Today I did a stupid thing. I used sudo gedit /etc/passwd changed

x:1000:1000:kai:/home/linuxidc:/bin/bash 

this from 1000 to 0.

Then after I restart only can login as a guest. No default username in the list.
Please help get the default username back.

Thomas
  • 6,433

1 Answers1

3

Without booting to a LiveUSB or LiveCD/DVD, we can actually borrow some of the steps from this answer on resetting a lost password to get to a recovery console, and then make changes to the system and reboot afterwards.

To summarize the steps (everything from 1 to 4 is from the other question; 5 and 6 are the different steps to do):

(1) Boot up the system, and after you see the BIOS screen press and hold "Shift" - you'll get the GRUB prompt.

(2) Use the 'recovery mode' option for your kernel - if it doesn't show up it's probably under the section for "Other Ubuntu versions" or one of the other items on Grub.

(3) Once in recovery mode, select the 'root' option by using the down arrow on your keyboard, and then hit Enter.

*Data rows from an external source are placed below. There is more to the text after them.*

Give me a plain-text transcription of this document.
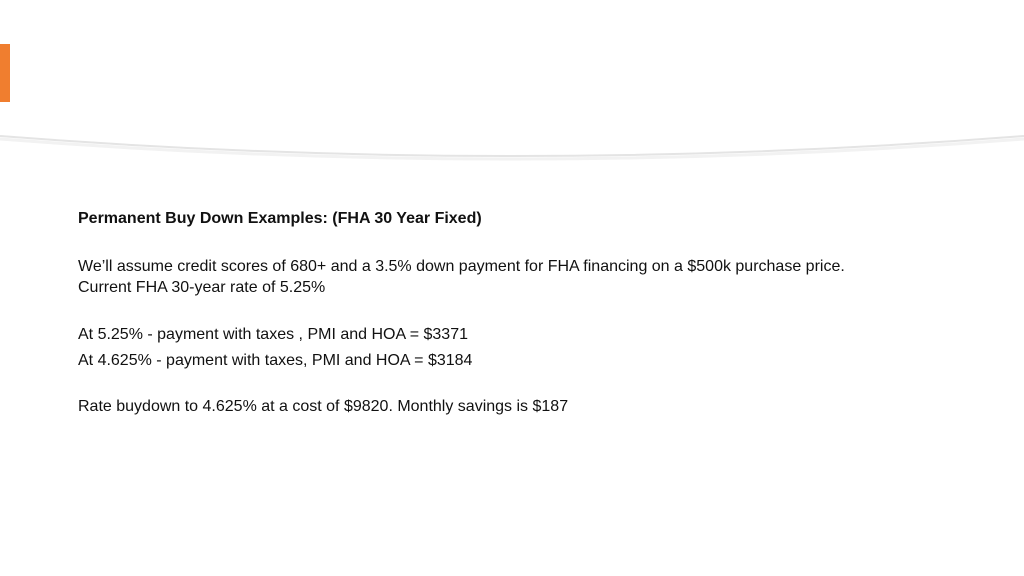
Permanent Buy Down Examples: (FHA 30 Year Fixed)

We’ll assume credit scores of 680+ and a 3.5% down payment for FHA financing on a $500k purchase price. Current FHA 30-year rate of 5.25%

At 5.25% - payment with taxes , PMI and HOA = $3371

At 4.625% - payment with taxes, PMI and HOA = $3184

Rate buydown to 4.625% at a cost of $9820. Monthly savings is $187
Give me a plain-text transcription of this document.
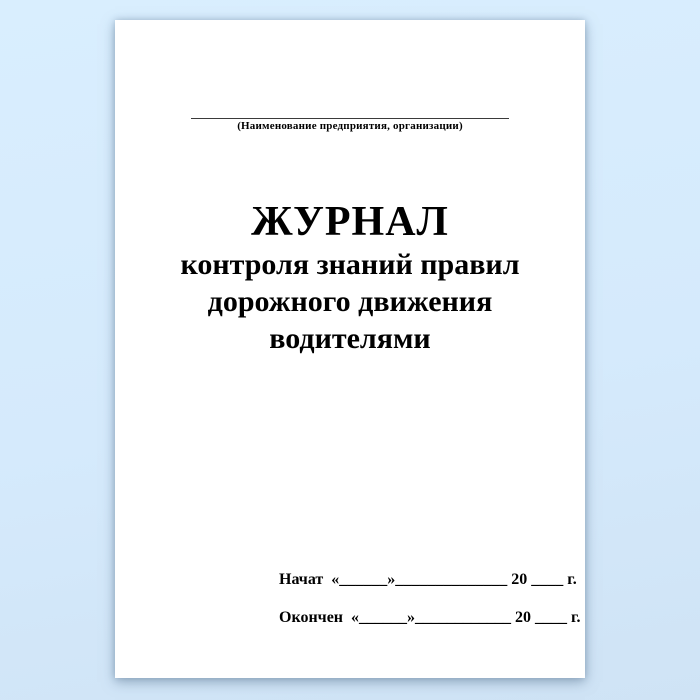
(Наименование предприятия, организации)
ЖУРНАЛ
контроля знаний правил
дорожного движения
водителями
Начат  «______»______________ 20 ____ г.
Окончен  «______»____________ 20 ____ г.
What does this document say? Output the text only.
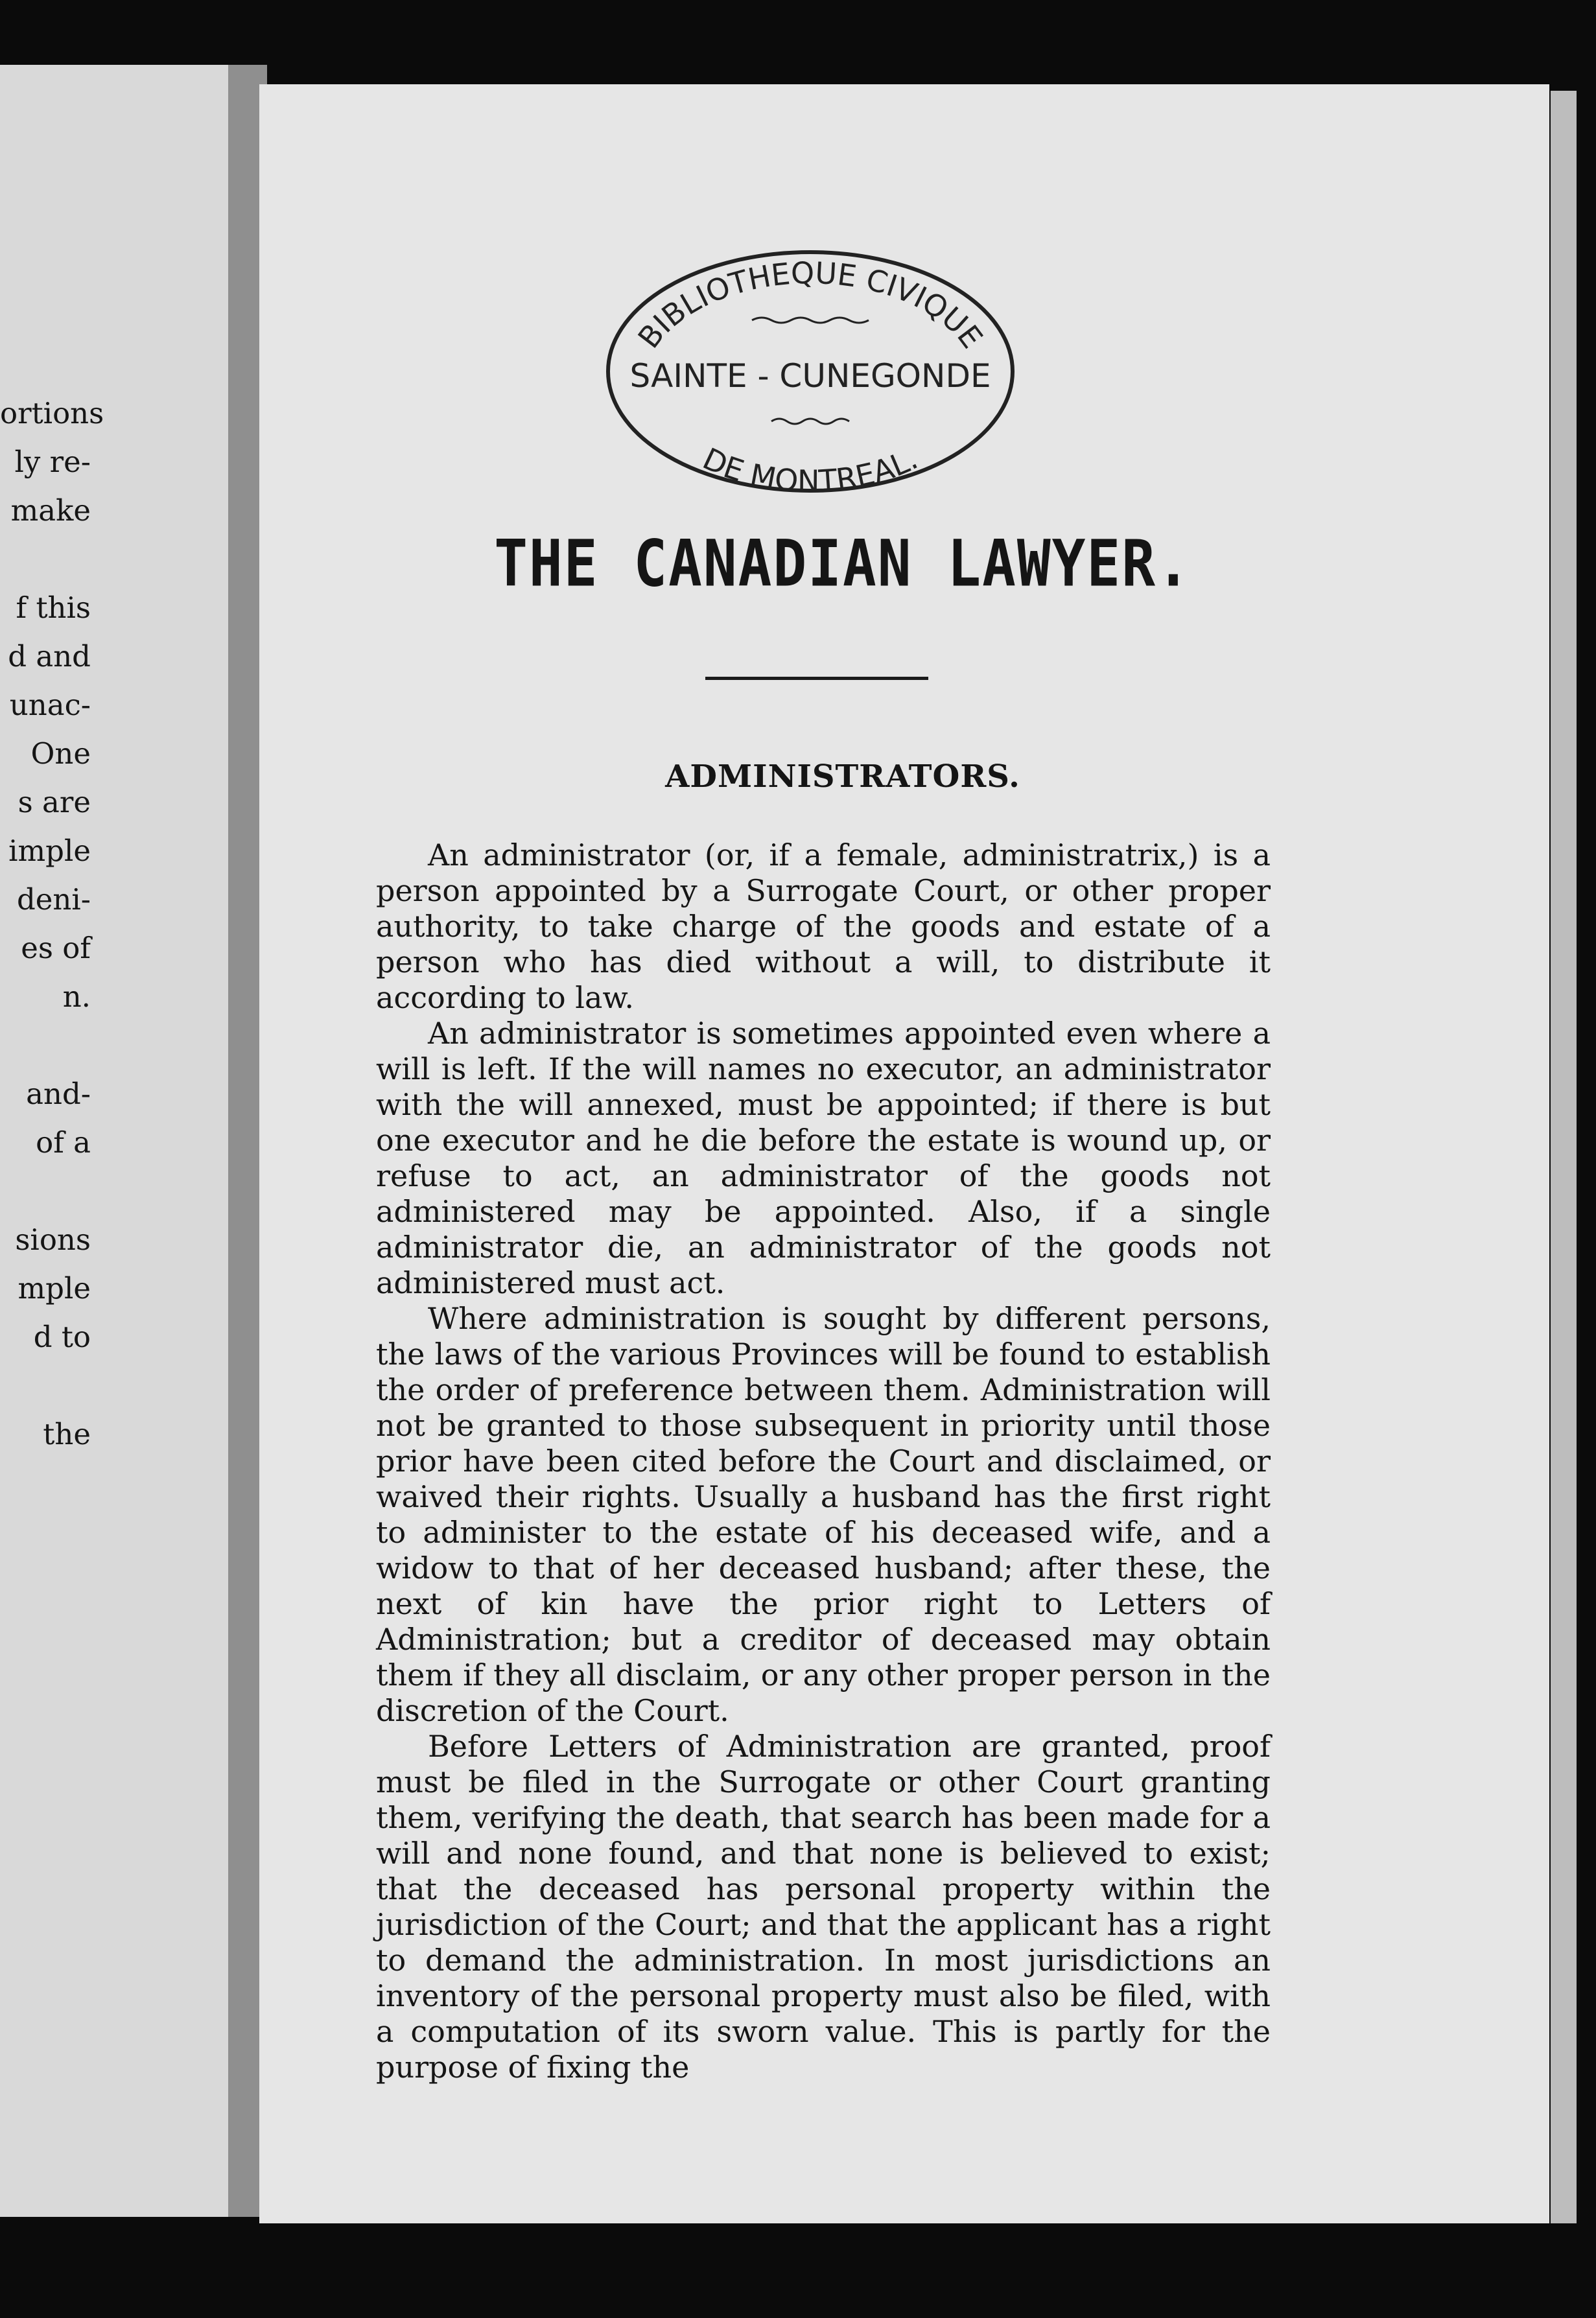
ortions
ly re-
make
f this
d and
unac-
One
s are
imple
deni-
es of
n.
and-
of a
sions
mple
d to
the
BIBLIOTHEQUE CIVIQUE
SAINTE - CUNEGONDE
DE MONTREAL.
THE CANADIAN LAWYER.
ADMINISTRATORS.

An administrator (or, if a female, administratrix,) is a person appointed by a Surrogate Court, or other proper authority, to take charge of the goods and estate of a person who has died without a will, to distribute it according to law.

An administrator is sometimes appointed even where a will is left. If the will names no executor, an administrator with the will annexed, must be appointed; if there is but one executor and he die before the estate is wound up, or refuse to act, an administrator of the goods not administered may be appointed. Also, if a single administrator die, an administrator of the goods not administered must act.

Where administration is sought by different persons, the laws of the various Provinces will be found to establish the order of preference between them. Administration will not be granted to those subsequent in priority until those prior have been cited before the Court and disclaimed, or waived their rights. Usually a husband has the first right to administer to the estate of his deceased wife, and a widow to that of her deceased husband; after these, the next of kin have the prior right to Letters of Administration; but a creditor of deceased may obtain them if they all disclaim, or any other proper person in the discretion of the Court.

Before Letters of Administration are granted, proof must be filed in the Surrogate or other Court granting them, verifying the death, that search has been made for a will and none found, and that none is believed to exist; that the deceased has personal property within the jurisdiction of the Court; and that the applicant has a right to demand the administration. In most jurisdictions an inventory of the personal property must also be filed, with a computation of its sworn value. This is partly for the purpose of fixing the
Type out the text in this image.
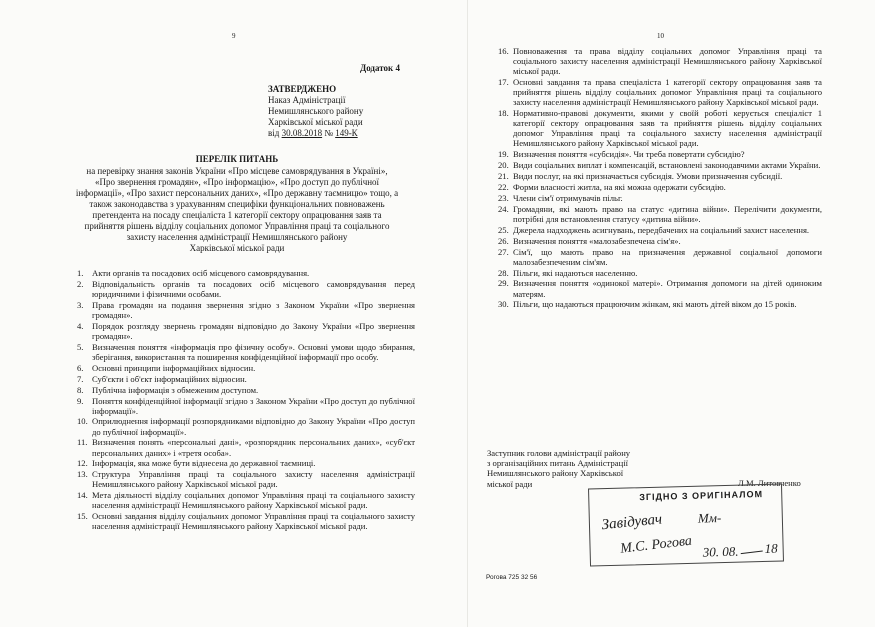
9	10
Додаток 4
ЗАТВЕРДЖЕНО
Наказ Адміністрації
Немишлянського району
Харківської міської ради
від 30.08.2018 № 149-К
ПЕРЕЛІК ПИТАНЬ
на перевірку знання законів України «Про місцеве самоврядування в Україні»,
«Про звернення громадян», «Про інформацію», «Про доступ до публічної
інформації», «Про захист персональних даних», «Про державну таємницю» тощо, а
також законодавства з урахуванням специфіки функціональних повноважень
претендента на посаду спеціаліста 1 категорії сектору опрацювання заяв та
прийняття рішень відділу соціальних допомог Управління праці та соціального
захисту населення адміністрації Немишлянського району
Харківської міської ради
1. Акти органів та посадових осіб місцевого самоврядування.
2. Відповідальність органів та посадових осіб місцевого самоврядування перед юридичними і фізичними особами.
3. Права громадян на подання звернення згідно з Законом України «Про звернення громадян».
4. Порядок розгляду звернень громадян відповідно до Закону України «Про звернення громадян».
5. Визначення поняття «інформація про фізичну особу». Основні умови щодо збирання, зберігання, використання та поширення конфіденційної інформації про особу.
6. Основні принципи інформаційних відносин.
7. Суб'єкти і об'єкт інформаційних відносин.
8. Публічна інформація з обмеженим доступом.
9. Поняття конфіденційної інформації згідно з Законом України «Про доступ до публічної інформації».
10. Оприлюднення інформації розпорядниками відповідно до Закону України «Про доступ до публічної інформації».
11. Визначення понять «персональні дані», «розпорядник персональних даних», «суб'єкт персональних даних» і «третя особа».
12. Інформація, яка може бути віднесена до державної таємниці.
13. Структура Управління праці та соціального захисту населення адміністрації Немишлянського району Харківської міської ради.
14. Мета діяльності відділу соціальних допомог Управління праці та соціального захисту населення адміністрації Немишлянського району Харківської міської ради.
15. Основні завдання відділу соціальних допомог Управління праці та соціального захисту населення адміністрації Немишлянського району Харківської міської ради.
16. Повноваження та права відділу соціальних допомог Управління праці та соціального захисту населення адміністрації Немишлянського району Харківської міської ради.
17. Основні завдання та права спеціаліста 1 категорії сектору опрацювання заяв та прийняття рішень відділу соціальних допомог Управління праці та соціального захисту населення адміністрації Немишлянського району Харківської міської ради.
18. Нормативно-правові документи, якими у своїй роботі керується спеціаліст 1 категорії сектору опрацювання заяв та прийняття рішень відділу соціальних допомог Управління праці та соціального захисту населення адміністрації Немишлянського району Харківської міської ради.
19. Визначення поняття «субсидія». Чи треба повертати субсидію?
20. Види соціальних виплат і компенсацій, встановлені законодавчими актами України.
21. Види послуг, на які призначається субсидія. Умови призначення субсидії.
22. Форми власності житла, на які можна одержати субсидію.
23. Члени сім'ї отримувачів пільг.
24. Громадяни, які мають право на статус «дитина війни». Перелічити документи, потрібні для встановлення статусу «дитина війни».
25. Джерела надходжень асигнувань, передбачених на соціальний захист населення.
26. Визначення поняття «малозабезпечена сім'я».
27. Сім'ї, що мають право на призначення державної соціальної допомоги малозабезпеченим сім'ям.
28. Пільги, які надаються населенню.
29. Визначення поняття «одинокої матері». Отримання допомоги на дітей одиноким матерям.
30. Пільги, що надаються працюючим жінкам, які мають дітей віком до 15 років.
Заступник голови адміністрації району
з організаційних питань Адміністрації
Немишлянського району Харківської
міської ради	Л.М. Литовченко
ЗГІДНО З ОРИГІНАЛОМ
Завідувач	Мм-
М.С. Рогова 30. 08. 18
Рогова 725 32 56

You'll end up with a command line prompt for the root user.

(4) Remount your system as read/write with this command: mount -o remount,rw /

(5) Edit your /etc/passwd file with nano (use this command: nano /etc/passwd). Once you've edited the specific line for your user and reset it to 1000 for the UID and GID, hit Ctrl+O, then hit Enter, and then Ctrl+X.

(6) You should now be at the root terminal prompt again. Reboot with shutdown -r now or reboot.

You should then be able to login again, and have fixed your blunder. Don't go messing with your UID or GID, because setting yourself to 0 will break things and is horribly insecure and should never be done. (The 0 UID is for root, and root alone - DO NOT USE IT FOR ANY OTHER USER!)